10 Oktober 2019 | Polizei & Gericht

Gericht hebt Kontosperre auf

Spanische Fischereifirma gewinnt gegen Generalstaatsanklägerin

Das Oberste Gericht hat die im Januar 2017 erwirkte Kontosperrung gegen ein spanischen Fischereiunternehmen aufgehoben und damit erneut die umstrittenen Befugnisse der Staatsanwaltschaft im Rahmen des Gesetzes gegen organisierte Kriminalität (Poca) juristisch begrenzt.

Von Marc Springer, Windhoek

Hintergrund des gestern ergangenen Urteils der Richter Peter Shivute, Sylvester Mainga und Dave Smuts ist eine Berufung der Staatsanwaltschaft, die sich gegen einen Befund ihres Kollegen Hosea Angula richtet.

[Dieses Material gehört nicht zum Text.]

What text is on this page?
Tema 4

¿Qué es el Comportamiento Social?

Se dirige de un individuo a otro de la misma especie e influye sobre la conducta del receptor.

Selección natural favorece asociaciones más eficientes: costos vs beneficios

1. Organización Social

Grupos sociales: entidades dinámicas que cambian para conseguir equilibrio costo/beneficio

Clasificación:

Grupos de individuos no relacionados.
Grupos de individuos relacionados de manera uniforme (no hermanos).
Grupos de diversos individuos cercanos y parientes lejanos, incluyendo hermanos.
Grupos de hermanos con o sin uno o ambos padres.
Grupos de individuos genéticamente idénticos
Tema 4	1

Dieser war am 6. September 2017 zu dem Ergebnis gekommen, dass die am 5. Januar erlassene und am 26. Mai verlängerte Kontosperre gegen das Unternehmen Firma Atlantic Ocean Management Group irregulär und damit unwirksam war.

Generalstaatsanklägerin Martha Imalwa hatte zuvor eine einstweilige Verfügung erlangt, durch die rund 11 Millionen N$ in dem Fremdwährungskonto des Unternehmens eingefroren wurden. Sie hatte dabei das Gesetz gegen organisierte Kriminalität (Prevention of organised crime act – Poca) angewandt, das die Konfiszierung von angeblich illegal erlangten Vermögenswerten bzw. Finanzen erlaubt und dabei verbindliche Vorschriften und Fristen definiert. Gemäß Poca ist Imalwa befugt, bei Gericht derlei Anträge ohne Vorankündigung und in Abwesenheit der davon tangierten Personen zu stellen. Dadurch soll verhindert werden, dass die Betroffenen kurzfristig Konten leeren oder Besitztümer veräußern, die mit angeblich illegal erhaltenen Finanzen gespeist bzw. erworben wurden.

In einem zweiten Schritt ist Imalwa ermächtigt, die Enteignung bereits beschlagnahmter Finanzen und Vermögenswerte zu beantragen, muss davor jedoch die davon betroffenen Eigentümer verständigen. In der anschließend folgenden Verhandlung können diese den legalen Ursprung der konfiszierten Gelder oder Güter belegen um damit verhindern, dass jene in den Besitz des Staates übergehen.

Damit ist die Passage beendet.